# Pushing a Wheel Over a Curb

1. Jul 1, 2012

### Bennigan88

So I made an observation that I would really like anyone who is good with mechanics to look over to see if I got the math right and didn't miss anything obvious. It's the latest post in my blog "leapingleibniz.wordpress.com" [Broken] and it involves the derivation of an equation for how much force is required to push a wheelbarrow over a curb based only on angles and the force of gravity. Specifically I am wondering if I screwed up by ignoring the normal force. My reasoning for doing so is that I wanted to find the minimum force required to maintain static equilibrium with only the applied force causing torque up over the curb without the normal force contributing, and this would the minimum force required to push the wheel up over the curb. The normal force won't apply any torque once the wheel starts moving up off the ground, but this is still bugging me... anyway, any observations would be greatly appreciated!
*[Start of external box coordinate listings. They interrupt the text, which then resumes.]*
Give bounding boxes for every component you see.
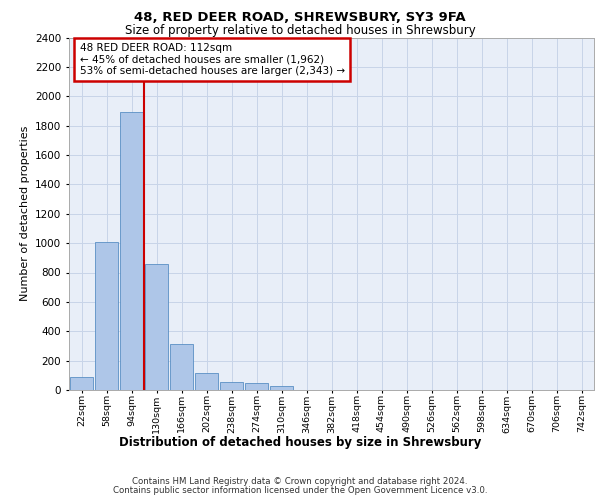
- Bar: [145, 264, 168, 390]
- Text: Contains public sector information licensed under the Open Government Licence v3: Contains public sector information licen…: [113, 486, 487, 495]
- Text: 48 RED DEER ROAD: 112sqm
← 45% of detached houses are smaller (1,962)
53% of sem: 48 RED DEER ROAD: 112sqm ← 45% of detach…: [79, 43, 344, 76]
- Text: Contains HM Land Registry data © Crown copyright and database right 2024.: Contains HM Land Registry data © Crown c…: [132, 477, 468, 486]
- Bar: [245, 383, 268, 390]
- Bar: [120, 112, 143, 390]
- Text: Distribution of detached houses by size in Shrewsbury: Distribution of detached houses by size …: [119, 436, 481, 449]
- Y-axis label: Number of detached properties: Number of detached properties: [20, 126, 29, 302]
- Bar: [220, 382, 243, 390]
- Bar: [170, 344, 193, 390]
- Bar: [195, 373, 218, 390]
- Text: 48, RED DEER ROAD, SHREWSBURY, SY3 9FA: 48, RED DEER ROAD, SHREWSBURY, SY3 9FA: [134, 11, 466, 24]
- Bar: [270, 386, 293, 390]
- Bar: [95, 242, 118, 390]
- Bar: [70, 377, 93, 390]
- Text: Size of property relative to detached houses in Shrewsbury: Size of property relative to detached ho…: [125, 24, 475, 37]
Last edited by a moderator: May 6, 2017
2. Jul 2, 2012

### haruspex

I think you should at least acknowledge the normal force since without it these equations are simply wrong:
$\sum F_x = F\cos\gamma$
$\sum F_y = F\sin\gamma + f_g$
But since you then take moments about the point of contact, the normal force makes no contribution.
This equation is wrong:
$\sum \tau = rF \sin\gamma + rf_g \sin\phi - rF\cos\gamma\sin\phi$
But it comes out corrected in the following line. Should also explain why total torque should be set to 0.
Wrt the $\phi - \gamma$ term, you can see that in the geometry. Extend the line of F down and drop a perpendicular to it from the point of contact. The angle the line of F makes to the radius of contact is $\phi - \gamma$.
Of course, anyone with experience of negotiating kerbs with barrows will pull them up, not push them.

3. Jul 2, 2012

### Bennigan88

Ok, I fixed that line and explained why torque is set to zero. Man, this post was pretty disorganized.